Identified in grand jury reports
Trauger and Schmeer were also named in a 2018 grand jury report and a 2005 grand jury report detailing abuse allegations against Archdiocese of Philadelphia priests. Both reports alleged that Trauger molested boys at other parishes. The Archdiocese said Trauger was placed on leave in 2003 when an accusation of child abuse from him was substantiated, and he was defrocked in 2005.
Trauger, who was named in the lawsuit and who worked in Bucks and Montgomery counties, however, was recently arrested and charged in Bucks County with sexual abuse.
He was arrested in September and charged with abuse stemming from alleged assaults on two altar boys, ages 11 and 12, while he was assigned at St. Michael the Archangel Church in Tullytown from 1993 to 2003.
The 50-year-old man now suing the Archdiocese alleges the abuse against him began while he was an altar boy at St. Titus in 1981.
According to the suit, “John Doe, who had recently been sexually abused by Trauger and was sent to Schmeer to discuss that abuse, was confused, scared, and disgusted. His feelings were only exacerbated by the fact that Schmeer was so close with his family, especially his parents.”
“The harm done to John Doe was made worse by the fact that John Doe was exposed to Schmeer and the abuse as a result of being abused by Trauger,” the suit says.
Both suits allege the victims were “groomed” by priests who forged close ties with families. In the suit filed in Cape May, the woman, called Jane Doe, alleged she was forced into sex with Paul, a priest at her high school, at 15.

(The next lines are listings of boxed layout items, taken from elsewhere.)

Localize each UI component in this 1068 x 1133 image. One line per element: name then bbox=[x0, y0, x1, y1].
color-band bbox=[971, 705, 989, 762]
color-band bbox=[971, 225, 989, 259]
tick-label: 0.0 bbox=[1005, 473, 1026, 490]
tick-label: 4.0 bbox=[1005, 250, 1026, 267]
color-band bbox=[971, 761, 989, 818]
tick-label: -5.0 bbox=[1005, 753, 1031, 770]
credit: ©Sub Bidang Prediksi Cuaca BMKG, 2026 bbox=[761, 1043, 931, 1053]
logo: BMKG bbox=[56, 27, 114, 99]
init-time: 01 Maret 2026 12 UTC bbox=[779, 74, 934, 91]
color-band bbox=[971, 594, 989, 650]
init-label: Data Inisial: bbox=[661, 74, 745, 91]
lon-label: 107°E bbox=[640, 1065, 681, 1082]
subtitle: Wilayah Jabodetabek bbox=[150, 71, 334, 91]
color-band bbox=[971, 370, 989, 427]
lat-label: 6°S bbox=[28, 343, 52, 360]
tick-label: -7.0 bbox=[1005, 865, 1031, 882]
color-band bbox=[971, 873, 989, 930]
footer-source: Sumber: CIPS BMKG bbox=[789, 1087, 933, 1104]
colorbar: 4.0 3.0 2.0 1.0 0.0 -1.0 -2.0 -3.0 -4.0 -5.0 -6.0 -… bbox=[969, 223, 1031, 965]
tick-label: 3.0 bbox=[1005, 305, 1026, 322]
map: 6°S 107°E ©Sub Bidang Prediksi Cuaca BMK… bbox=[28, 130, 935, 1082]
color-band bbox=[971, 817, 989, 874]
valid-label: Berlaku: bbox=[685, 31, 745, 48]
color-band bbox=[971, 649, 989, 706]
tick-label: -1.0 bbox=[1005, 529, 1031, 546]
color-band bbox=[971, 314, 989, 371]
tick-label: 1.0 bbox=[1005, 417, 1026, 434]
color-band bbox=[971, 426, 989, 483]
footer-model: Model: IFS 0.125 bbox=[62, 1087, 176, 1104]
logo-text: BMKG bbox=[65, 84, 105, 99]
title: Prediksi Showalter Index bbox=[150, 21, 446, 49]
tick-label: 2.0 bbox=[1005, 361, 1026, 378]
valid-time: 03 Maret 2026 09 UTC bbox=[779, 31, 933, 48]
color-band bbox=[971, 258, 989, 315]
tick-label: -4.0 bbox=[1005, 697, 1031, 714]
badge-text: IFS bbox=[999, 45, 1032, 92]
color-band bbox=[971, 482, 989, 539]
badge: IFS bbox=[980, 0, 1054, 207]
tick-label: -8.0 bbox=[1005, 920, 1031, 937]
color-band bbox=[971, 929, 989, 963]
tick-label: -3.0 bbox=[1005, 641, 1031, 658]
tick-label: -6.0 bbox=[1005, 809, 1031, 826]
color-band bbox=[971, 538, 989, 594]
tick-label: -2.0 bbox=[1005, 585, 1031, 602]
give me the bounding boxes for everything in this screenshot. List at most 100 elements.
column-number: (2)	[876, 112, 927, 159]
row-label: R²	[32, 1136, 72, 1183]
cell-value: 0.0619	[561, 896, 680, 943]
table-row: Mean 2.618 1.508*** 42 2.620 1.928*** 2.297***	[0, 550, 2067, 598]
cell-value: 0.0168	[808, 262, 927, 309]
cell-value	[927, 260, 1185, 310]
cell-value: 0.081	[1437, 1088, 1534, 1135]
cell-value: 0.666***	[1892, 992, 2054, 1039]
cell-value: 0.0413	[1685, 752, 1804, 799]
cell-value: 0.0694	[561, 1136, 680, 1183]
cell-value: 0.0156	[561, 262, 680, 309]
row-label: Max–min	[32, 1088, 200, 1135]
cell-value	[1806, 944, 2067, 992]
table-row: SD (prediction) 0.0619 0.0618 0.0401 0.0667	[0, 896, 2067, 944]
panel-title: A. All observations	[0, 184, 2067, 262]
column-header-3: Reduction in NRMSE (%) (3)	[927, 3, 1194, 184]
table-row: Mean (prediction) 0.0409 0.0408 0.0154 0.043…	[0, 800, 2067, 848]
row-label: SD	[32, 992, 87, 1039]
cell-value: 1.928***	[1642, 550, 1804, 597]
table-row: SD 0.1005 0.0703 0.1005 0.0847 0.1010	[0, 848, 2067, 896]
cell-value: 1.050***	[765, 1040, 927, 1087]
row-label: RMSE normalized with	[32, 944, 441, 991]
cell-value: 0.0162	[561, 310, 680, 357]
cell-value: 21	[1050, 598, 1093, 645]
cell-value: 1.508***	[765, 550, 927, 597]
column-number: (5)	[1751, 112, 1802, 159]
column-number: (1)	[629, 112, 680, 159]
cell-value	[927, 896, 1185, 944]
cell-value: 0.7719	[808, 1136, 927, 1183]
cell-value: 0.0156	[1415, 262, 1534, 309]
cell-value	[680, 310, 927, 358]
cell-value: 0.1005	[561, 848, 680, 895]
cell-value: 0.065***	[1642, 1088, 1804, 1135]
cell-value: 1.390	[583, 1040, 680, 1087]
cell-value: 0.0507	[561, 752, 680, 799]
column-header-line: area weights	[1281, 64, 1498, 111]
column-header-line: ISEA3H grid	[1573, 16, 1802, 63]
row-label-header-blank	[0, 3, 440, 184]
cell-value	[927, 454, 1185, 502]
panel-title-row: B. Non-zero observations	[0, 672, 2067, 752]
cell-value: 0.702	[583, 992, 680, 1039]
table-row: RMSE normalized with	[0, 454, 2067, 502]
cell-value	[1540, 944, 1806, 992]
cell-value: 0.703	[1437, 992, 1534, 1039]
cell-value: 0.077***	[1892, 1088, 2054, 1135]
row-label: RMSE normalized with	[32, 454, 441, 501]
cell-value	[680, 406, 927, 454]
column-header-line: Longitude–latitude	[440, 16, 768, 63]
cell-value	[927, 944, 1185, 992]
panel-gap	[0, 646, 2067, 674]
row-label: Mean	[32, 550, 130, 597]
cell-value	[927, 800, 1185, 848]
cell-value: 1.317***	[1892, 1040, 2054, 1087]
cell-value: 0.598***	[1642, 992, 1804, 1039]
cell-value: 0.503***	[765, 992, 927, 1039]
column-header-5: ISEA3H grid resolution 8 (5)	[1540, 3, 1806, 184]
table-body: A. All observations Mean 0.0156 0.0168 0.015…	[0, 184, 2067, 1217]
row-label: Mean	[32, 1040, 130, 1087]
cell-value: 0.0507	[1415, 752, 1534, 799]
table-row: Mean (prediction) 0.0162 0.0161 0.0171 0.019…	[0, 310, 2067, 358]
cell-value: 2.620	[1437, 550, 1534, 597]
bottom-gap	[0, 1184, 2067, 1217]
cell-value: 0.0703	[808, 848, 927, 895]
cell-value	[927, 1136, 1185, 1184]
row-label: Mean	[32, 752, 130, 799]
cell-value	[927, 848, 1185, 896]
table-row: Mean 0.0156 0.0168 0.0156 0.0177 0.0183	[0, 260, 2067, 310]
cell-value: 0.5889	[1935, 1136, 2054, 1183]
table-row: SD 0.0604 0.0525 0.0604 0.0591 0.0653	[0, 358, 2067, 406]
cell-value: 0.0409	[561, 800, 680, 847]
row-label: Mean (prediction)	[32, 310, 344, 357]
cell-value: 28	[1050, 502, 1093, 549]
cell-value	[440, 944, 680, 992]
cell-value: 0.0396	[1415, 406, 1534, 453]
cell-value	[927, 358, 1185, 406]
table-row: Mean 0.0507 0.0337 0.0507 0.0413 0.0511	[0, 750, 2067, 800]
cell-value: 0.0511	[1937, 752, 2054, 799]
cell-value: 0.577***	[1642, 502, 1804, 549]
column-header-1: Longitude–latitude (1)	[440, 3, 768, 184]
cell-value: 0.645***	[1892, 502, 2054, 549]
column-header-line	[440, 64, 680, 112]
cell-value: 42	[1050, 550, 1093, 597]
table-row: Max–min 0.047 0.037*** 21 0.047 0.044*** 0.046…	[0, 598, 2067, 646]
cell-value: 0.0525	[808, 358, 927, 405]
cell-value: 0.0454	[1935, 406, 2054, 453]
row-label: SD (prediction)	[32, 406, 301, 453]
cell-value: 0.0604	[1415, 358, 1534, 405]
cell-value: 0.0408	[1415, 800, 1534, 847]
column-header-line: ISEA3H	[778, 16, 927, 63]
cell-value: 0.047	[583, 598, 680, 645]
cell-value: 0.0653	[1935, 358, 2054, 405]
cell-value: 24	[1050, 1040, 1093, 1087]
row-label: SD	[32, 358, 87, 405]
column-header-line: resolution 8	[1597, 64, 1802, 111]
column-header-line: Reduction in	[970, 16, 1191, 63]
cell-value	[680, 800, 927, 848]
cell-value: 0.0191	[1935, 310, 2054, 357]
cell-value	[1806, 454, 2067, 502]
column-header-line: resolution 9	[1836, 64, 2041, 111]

The suit alleged that Paul sexually abused her in parking lots, the driveway of her friend’s house, and various hotels and motels, including one in Ocean City, and that the abuse continued into college.
The suit accuses the Archdiocese of Philadelphia of “repeatedly concealing its knowledge of credible accusations of sexual abuse against Paul.”
It states that the Archdiocese, instead of removing him from ministry, “engaged in a pattern of investigating Paul’s accusers in attempts to discredit them both privately and, when necessary to protect the Archdiocese, publicly.”
Since the 2005 grand jury report detailing abuse allegations against Archdiocese of Philadelphia priests, the Archdiocese released lists of clergy and lay employees who have been credibly accused of sexually abusing children.
“While there is no doubt that these lists represent an incomplete accounting of what each Archdiocese or Diocese knows about abusive clergy or lay employees amongst its ranks, they nonetheless represent an admission that the particular Archdiocese or Diocese knew or should have known about the epidemic of predator priests,” the suit says.
Like Trauger and Schmeer, most of the priests named in the lawsuits filed this week had previously been on an archdiocese’s list of priests with “credible allegations against them.